L'azzeramento dell'IVA non sostituisce il programma più ampio dedicato all'efficienza delle abitazioni, alle energie rinnovabili e alla riduzione dell'esposizione del Paese ai prezzi internazionali dei combustibili fossili.
Un taglio fiscale può attenuare la spesa nel breve periodo, ma non modifica direttamente la quantità di energia necessaria per riscaldare un'abitazione poco isolata. Per produrre benefici duraturi serviranno investimenti in isolamento, reti, generazione e accumulo.
La politica energetica del nuovo governo dovrà quindi conciliare due tempi diversi: un sostegno immediato alle famiglie e una trasformazione strutturale capace di ridurre la vulnerabilità delle bollette alle crisi internazionali.
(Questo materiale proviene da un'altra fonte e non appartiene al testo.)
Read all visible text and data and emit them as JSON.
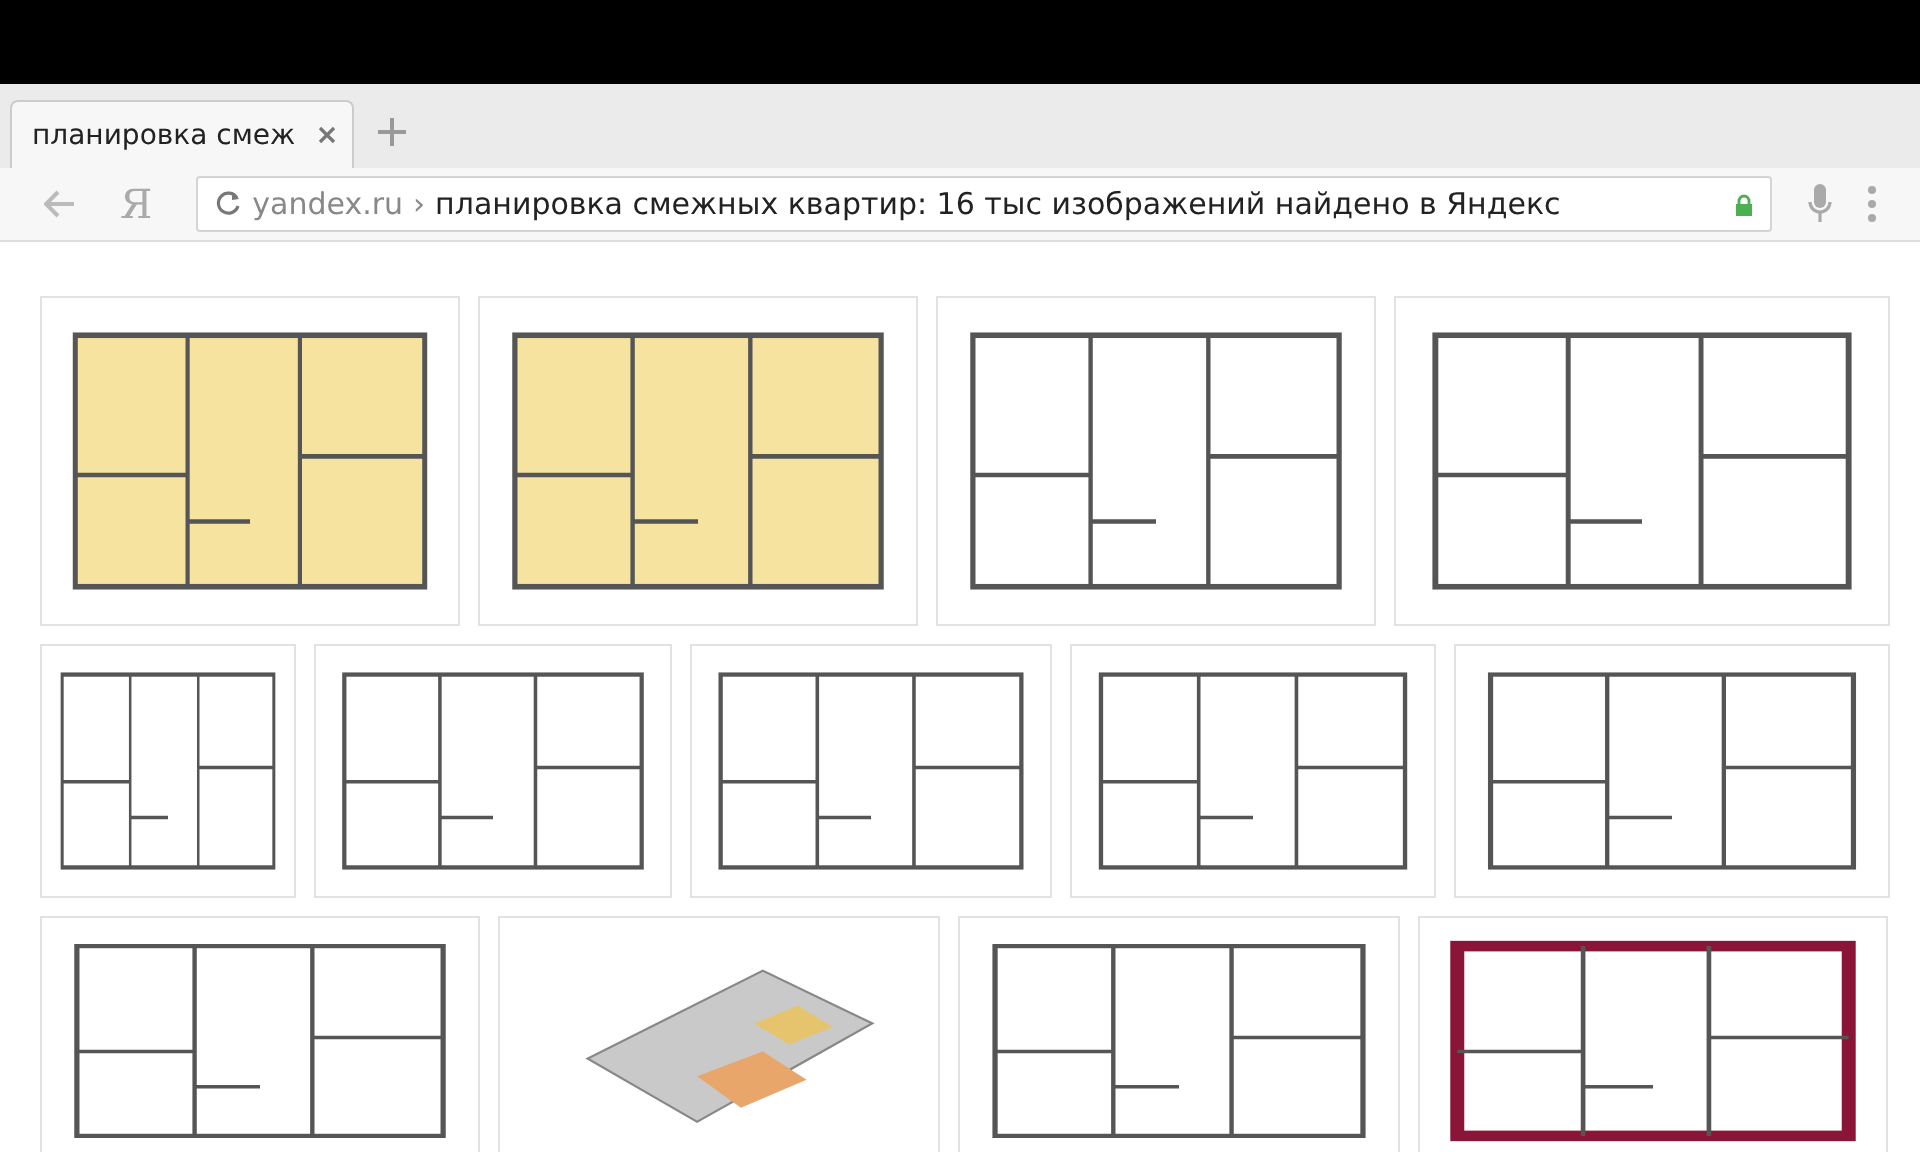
{
  "tab": {
    "title": "планировка смеж",
    "selected": true
  },
  "toolbar": {
    "logo": "Я",
    "domain": "yandex.ru",
    "separator": "›",
    "page_title": "планировка смежных квартир: 16 тыс изображений найдено в Яндекс"
  },
  "image_rows": [
    {
      "images": [
        {
          "kind": "color"
        },
        {
          "kind": "color"
        },
        {
          "kind": "line"
        },
        {
          "kind": "line"
        }
      ]
    },
    {
      "images": [
        {
          "kind": "line"
        },
        {
          "kind": "line"
        },
        {
          "kind": "line"
        },
        {
          "kind": "line"
        },
        {
          "kind": "line"
        }
      ]
    },
    {
      "images": [
        {
          "kind": "line"
        },
        {
          "kind": "model"
        },
        {
          "kind": "line"
        },
        {
          "kind": "accent"
        }
      ]
    }
  ]
}
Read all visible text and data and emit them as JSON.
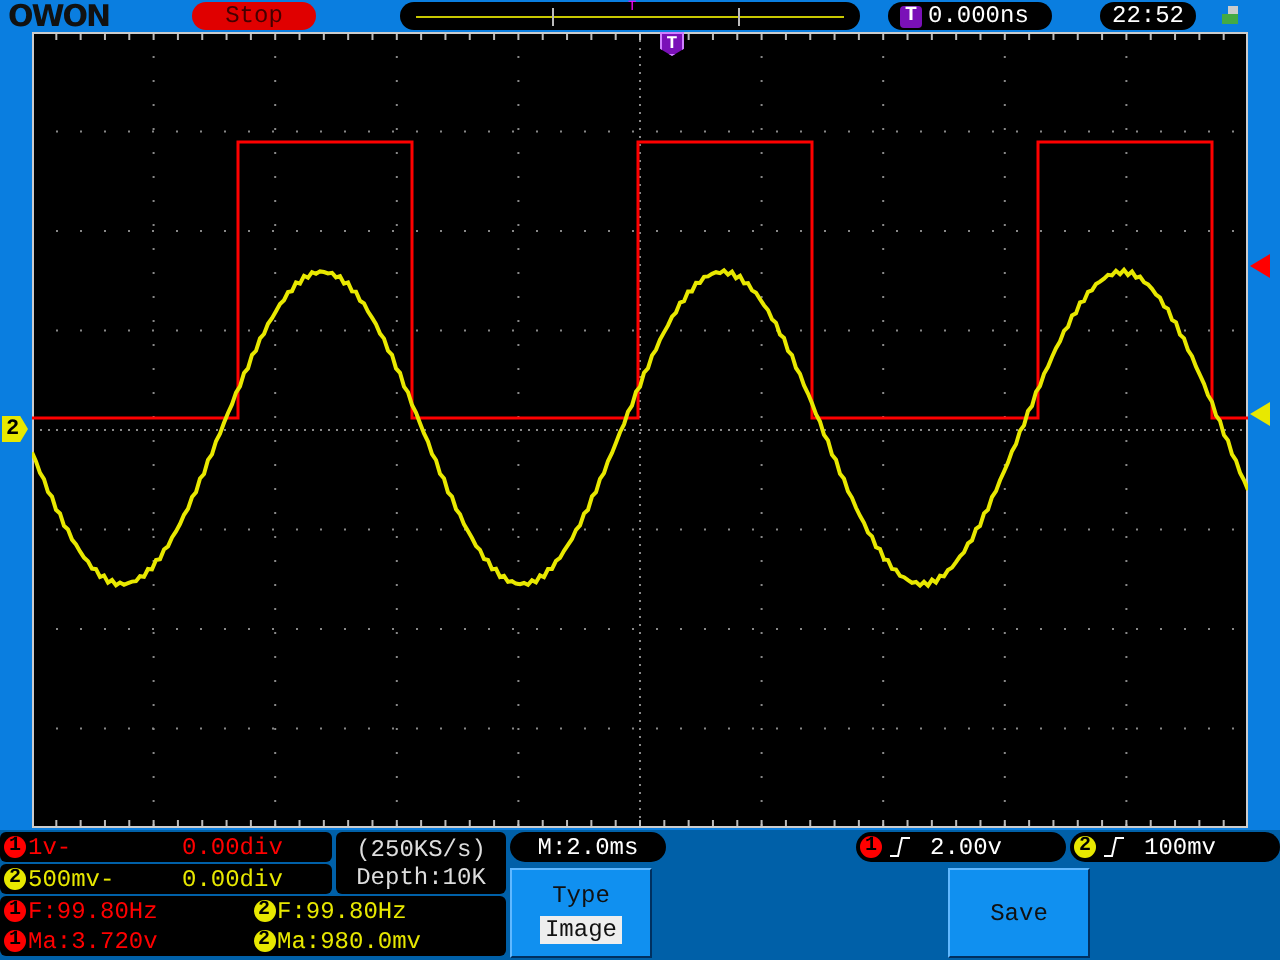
{
  "top_bar": {
    "logo": "OWON",
    "run_state": "Stop",
    "trigger_position": {
      "marker": "T"
    },
    "trigger_offset": {
      "marker": "T",
      "value": "0.000ns"
    },
    "clock": "22:52"
  },
  "screen": {
    "trigger_marker": "T",
    "channel_marker": {
      "label": "2",
      "color": "#e8e800"
    },
    "level_markers": [
      {
        "color": "#ff0000"
      },
      {
        "color": "#e8e800"
      }
    ]
  },
  "channels": [
    {
      "number": "1",
      "scale": "1v-",
      "offset": "0.00div",
      "color": "#ff0000"
    },
    {
      "number": "2",
      "scale": "500mv-",
      "offset": "0.00div",
      "color": "#e8e800"
    }
  ],
  "acquisition": {
    "sample_rate": "(250KS/s)",
    "depth": "Depth:10K"
  },
  "measurements": [
    {
      "channel": "1",
      "reading": "F:99.80Hz",
      "color": "#ff0000"
    },
    {
      "channel": "2",
      "reading": "F:99.80Hz",
      "color": "#e8e800"
    },
    {
      "channel": "1",
      "reading": "Ma:3.720v",
      "color": "#ff0000"
    },
    {
      "channel": "2",
      "reading": "Ma:980.0mv",
      "color": "#e8e800"
    }
  ],
  "timebase": "M:2.0ms",
  "triggers": [
    {
      "channel": "1",
      "level": "2.00v",
      "color": "#ff0000"
    },
    {
      "channel": "2",
      "level": "100mv",
      "color": "#e8e800"
    }
  ],
  "menu": [
    {
      "kind": "option",
      "title": "Type",
      "value": "Image"
    },
    {
      "kind": "action",
      "title": "Save"
    }
  ]
}
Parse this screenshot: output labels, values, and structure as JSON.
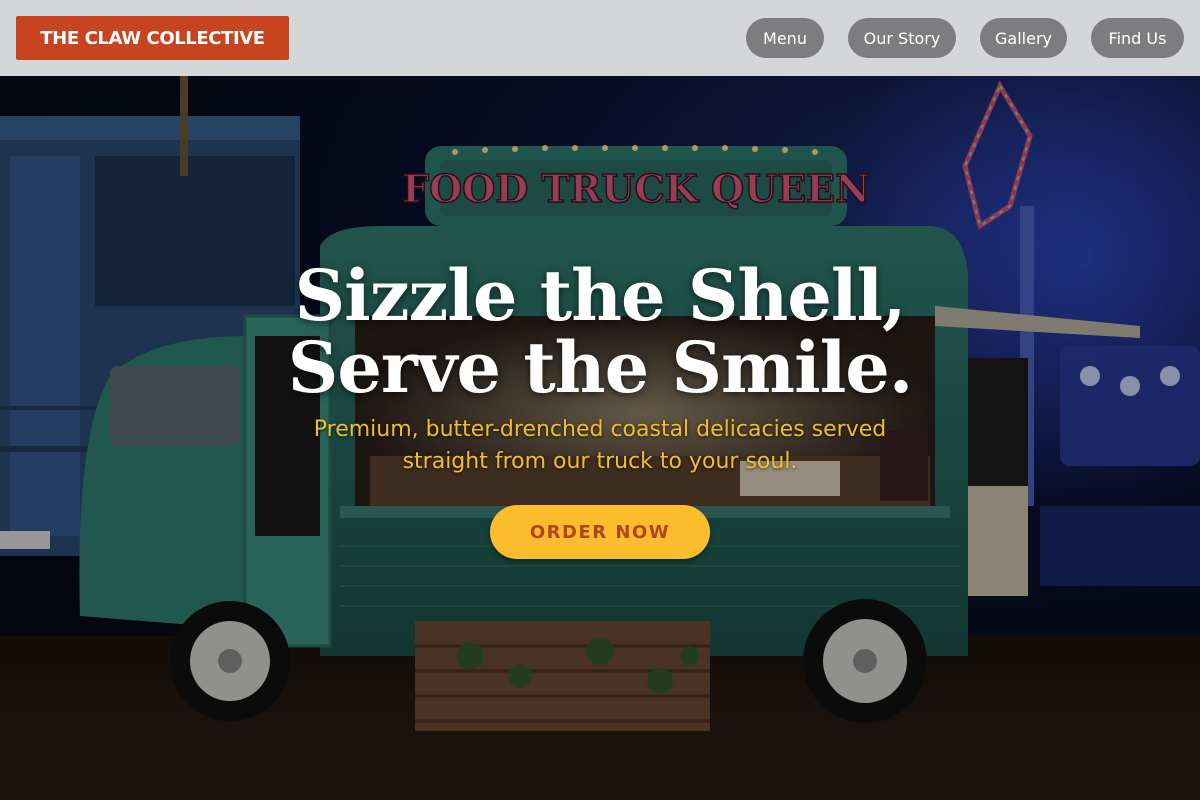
{
  "header": {
    "logo": "THE CLAW COLLECTIVE",
    "nav": [
      {
        "label": "Menu"
      },
      {
        "label": "Our Story"
      },
      {
        "label": "Gallery"
      },
      {
        "label": "Find Us"
      }
    ]
  },
  "hero": {
    "headline_line1": "Sizzle the Shell,",
    "headline_line2": "Serve the Smile.",
    "subtitle_line1": "Premium, butter-drenched coastal delicacies served",
    "subtitle_line2": "straight from our truck to your soul.",
    "cta_label": "ORDER NOW",
    "truck_sign": "FOOD TRUCK QUEEN"
  },
  "colors": {
    "brand": "#c8441f",
    "accent": "#fbbd2c",
    "subtitle": "#f1bd2c",
    "nav_pill": "#7d7d7f",
    "header_bg": "#d5d6d8"
  }
}
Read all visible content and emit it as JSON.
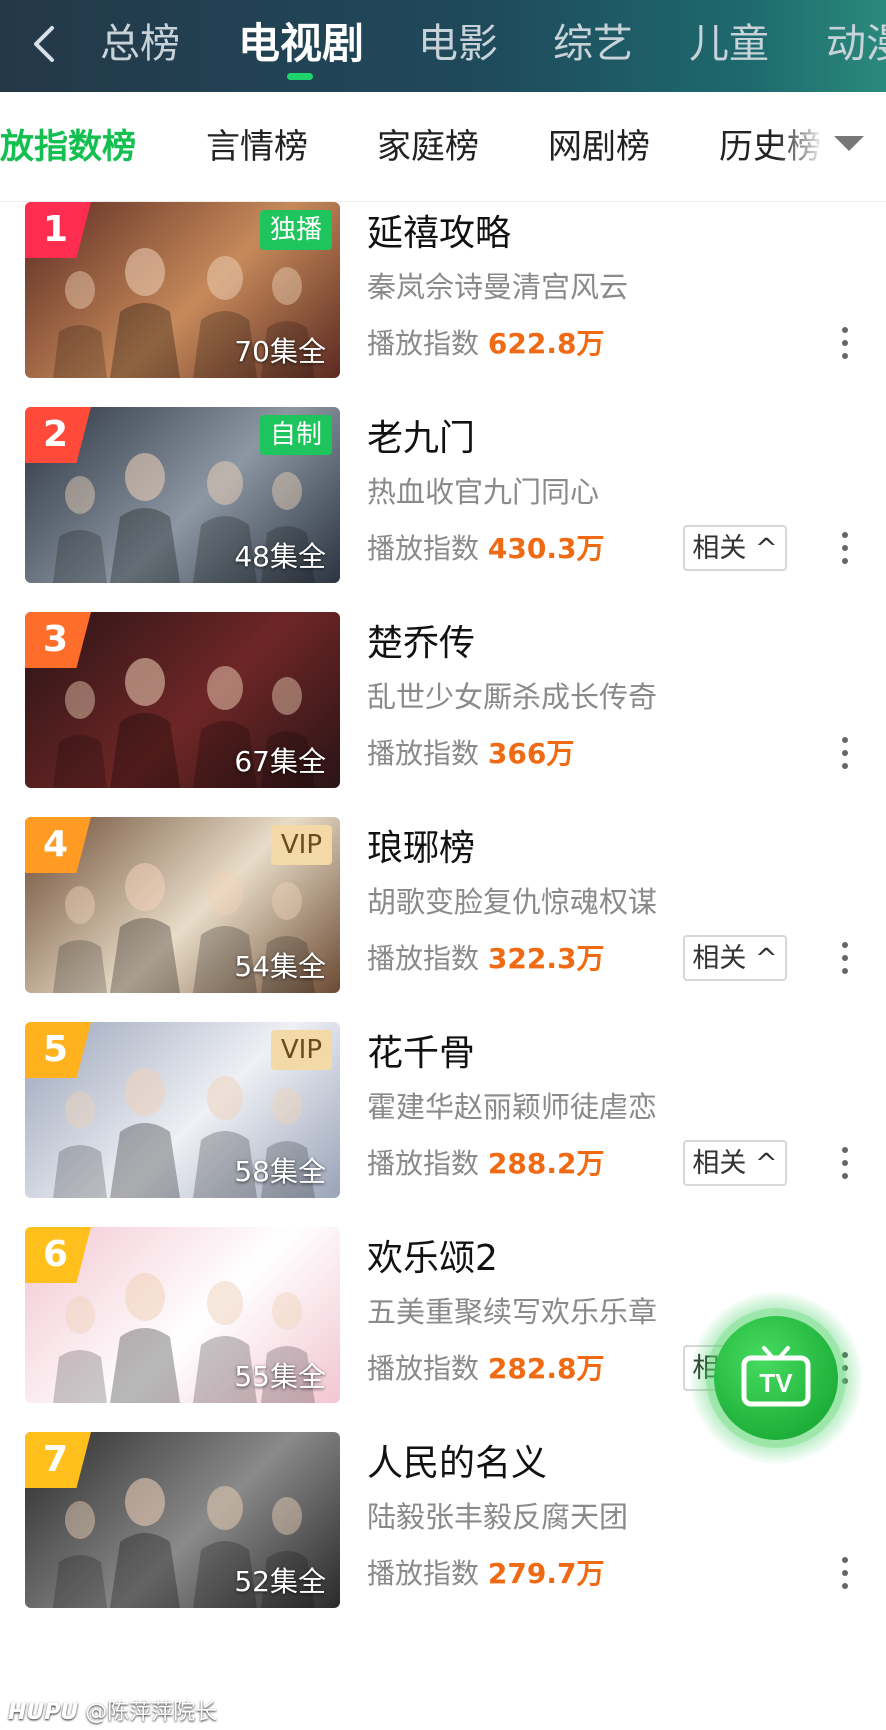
{
  "nav": {
    "tabs": [
      "总榜",
      "电视剧",
      "电影",
      "综艺",
      "儿童",
      "动漫"
    ],
    "active_index": 1
  },
  "subnav": {
    "tabs": [
      "放指数榜",
      "言情榜",
      "家庭榜",
      "网剧榜",
      "历史榜"
    ]
  },
  "stat_label": "播放指数",
  "related_label": "相关 ^",
  "items": [
    {
      "rank": "1",
      "title": "延禧攻略",
      "desc": "秦岚佘诗曼清宫风云",
      "index": "622.8万",
      "episodes": "70集全",
      "badge": "独播",
      "rank_color": "#ff2d4f",
      "poster_colors": [
        "#5b2a22",
        "#c68a5a"
      ]
    },
    {
      "rank": "2",
      "title": "老九门",
      "desc": "热血收官九门同心",
      "index": "430.3万",
      "episodes": "48集全",
      "badge": "自制",
      "rank_color": "#ff4a3a",
      "poster_colors": [
        "#2b3440",
        "#8c97a3"
      ]
    },
    {
      "rank": "3",
      "title": "楚乔传",
      "desc": "乱世少女厮杀成长传奇",
      "index": "366万",
      "episodes": "67集全",
      "badge": "",
      "rank_color": "#ff6d2a",
      "poster_colors": [
        "#2a1416",
        "#6e2626"
      ]
    },
    {
      "rank": "4",
      "title": "琅琊榜",
      "desc": "胡歌变脸复仇惊魂权谋",
      "index": "322.3万",
      "episodes": "54集全",
      "badge": "VIP",
      "rank_color": "#ff9a22",
      "poster_colors": [
        "#6b4a33",
        "#e8dcc8"
      ]
    },
    {
      "rank": "5",
      "title": "花千骨",
      "desc": "霍建华赵丽颖师徒虐恋",
      "index": "288.2万",
      "episodes": "58集全",
      "badge": "VIP",
      "rank_color": "#ffb21e",
      "poster_colors": [
        "#9aa3b8",
        "#eef0f5"
      ]
    },
    {
      "rank": "6",
      "title": "欢乐颂2",
      "desc": "五美重聚续写欢乐乐章",
      "index": "282.8万",
      "episodes": "55集全",
      "badge": "",
      "rank_color": "#ffc01e",
      "poster_colors": [
        "#f2c6d2",
        "#ffffff"
      ]
    },
    {
      "rank": "7",
      "title": "人民的名义",
      "desc": "陆毅张丰毅反腐天团",
      "index": "279.7万",
      "episodes": "52集全",
      "badge": "",
      "rank_color": "#ffc01e",
      "poster_colors": [
        "#2a2a2a",
        "#8a8a8a"
      ]
    }
  ],
  "fab": {
    "label": "TV"
  },
  "footer": {
    "brand": "HUPU",
    "text": "@陈萍萍院长"
  },
  "colors": {
    "accent": "#12c04f",
    "index": "#f06a14"
  }
}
La guerra con l'Iran aggrava il quadro energetico

Burnham entra a Downing Street durante una fase di forte instabilità nel mercato mondiale dell'energia. La guerra tra Stati Uniti e Iran, gli attacchi alle rotte marittime e le minacce contro lo Stretto di Hormuz e il Mar Rosso hanno aumentato l'incertezza sui prezzi di petrolio e gas.
Il Regno Unito non dipende esclusivamente dalle importazioni attraverso quelle rotte, ma i mercati energetici sono interconnessi. Un aumento delle quotazioni internazionali può trasferirsi ai costi di approvvigionamento, all'inflazione e alle aspettative sui tassi d'interesse.
La scelta di ridurre l'imposta sull'elettricità risponde quindi sia a una pressione già presente sia al rischio di nuovi rincari. La sostenibilità della misura dipenderà dalla durata della crisi e dalla capacità del governo di evitare che il sostegno temporaneo venga rapidamente assorbito da un nuovo aumento dei prezzi all'ingrosso.
Il contesto internazionale riduce inoltre il margine finanziario dell'esecutivo. Bollette più elevate possono richiedere ulteriori aiuti, mentre l'aumento dell'inflazione tende ad accrescere i costi legati al debito pubblico indicizzato.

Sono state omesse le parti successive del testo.